“Maybe that’s where you put your pain.”
This past weekend swirled with activity. My children, their friends, and I went to the beach on Saturday to enjoy time together before my daughter flew back to Korea.
Then we ate dinner before taking Elya to the airport. I walked away from my precious daughter watching her wipe tears from her eyes. My heart ached inside as I resisted the compulsion to run back for one more hug. Even happy times precede sad partings.
Recently, I noticed the connection between my tendency to overwork and my attempts to deal with emotional pain. I wondered why I could not be like other people who are quite happy with going to work and coming home to watch television. On the weekends, they celebrate, purely and simply.
In contrast, I always have a dozen projects going while I envision a different future than my present reality. My tendency to do this perplexed me so I asked myself a series of questions in an attempt to understand:
“JoDee, why can’t you be like other people and accept your present career? Why do you always push yourself for more? What’s with these crazy dreams of becoming a published writer?”
The immediate thought that answered was, “Maybe that’s where you put your pain?”
“WOW! I thought that was pretty profound.

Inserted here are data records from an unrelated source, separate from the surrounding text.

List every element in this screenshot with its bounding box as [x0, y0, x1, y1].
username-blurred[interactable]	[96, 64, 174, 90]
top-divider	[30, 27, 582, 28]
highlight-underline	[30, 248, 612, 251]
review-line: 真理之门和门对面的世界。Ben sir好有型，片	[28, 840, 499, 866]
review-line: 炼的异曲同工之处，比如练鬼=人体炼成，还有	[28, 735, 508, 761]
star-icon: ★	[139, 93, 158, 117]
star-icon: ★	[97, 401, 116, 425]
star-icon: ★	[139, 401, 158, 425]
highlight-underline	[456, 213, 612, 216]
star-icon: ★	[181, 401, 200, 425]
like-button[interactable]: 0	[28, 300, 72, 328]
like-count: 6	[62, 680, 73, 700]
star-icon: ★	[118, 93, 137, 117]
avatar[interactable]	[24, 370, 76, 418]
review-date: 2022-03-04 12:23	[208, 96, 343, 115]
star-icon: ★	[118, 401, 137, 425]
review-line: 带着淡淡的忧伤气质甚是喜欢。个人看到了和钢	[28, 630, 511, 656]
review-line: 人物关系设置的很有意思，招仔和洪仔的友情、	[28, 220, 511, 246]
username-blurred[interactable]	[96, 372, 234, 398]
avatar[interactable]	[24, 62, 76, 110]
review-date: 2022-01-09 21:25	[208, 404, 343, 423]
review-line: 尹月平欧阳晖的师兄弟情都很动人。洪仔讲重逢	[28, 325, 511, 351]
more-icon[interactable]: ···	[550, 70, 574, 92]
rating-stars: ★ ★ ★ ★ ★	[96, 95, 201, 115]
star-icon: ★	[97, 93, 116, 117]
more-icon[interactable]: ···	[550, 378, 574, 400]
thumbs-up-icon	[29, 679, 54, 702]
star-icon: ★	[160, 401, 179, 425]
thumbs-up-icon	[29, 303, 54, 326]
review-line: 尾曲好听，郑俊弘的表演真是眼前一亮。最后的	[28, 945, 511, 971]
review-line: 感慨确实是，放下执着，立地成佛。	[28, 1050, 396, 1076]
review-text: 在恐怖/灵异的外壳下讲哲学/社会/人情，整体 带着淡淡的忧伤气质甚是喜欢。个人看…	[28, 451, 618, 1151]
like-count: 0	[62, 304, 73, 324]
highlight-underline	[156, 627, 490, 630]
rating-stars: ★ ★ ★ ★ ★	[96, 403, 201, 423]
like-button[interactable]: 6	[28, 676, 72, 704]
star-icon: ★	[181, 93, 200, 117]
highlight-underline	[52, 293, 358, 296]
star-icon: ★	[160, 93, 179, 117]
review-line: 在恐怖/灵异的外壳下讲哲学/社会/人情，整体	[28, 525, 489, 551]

Yes, I have noticed that pain never stops as we go through life. Throughout my years spent recovering and rebuilding, veins of pain marbled the muscle of my efforts. Training to become a teacher and working hard at mastering the craft encompassed a fifteen-year process riddled with pain. Travail, sweat, call it want you want but I call it pain. Now I embrace the pain of having my children far from me as they travel the world.
Yet the common vein that always parallels my pain is the exercise of writing in order to put my pain somewhere. Writing enables me to grieve on paper and transform my despair into activities that benefit others.
Up until the 19th century, doctors practiced bloodletting. “Bloodletting (or blood-letting) is the withdrawal of often considerable quantities of blood from a patient to cure or prevent illness and disease. http://en.wikipedia.org/wiki/Bloodletting.
I want to create a new term I call painletting. With painletting, we use writing to drain away those agonizing feelings that threaten to disease us with bitterness. Then, we transform our sadness into hope for others. We create projects and purposes that can change our world.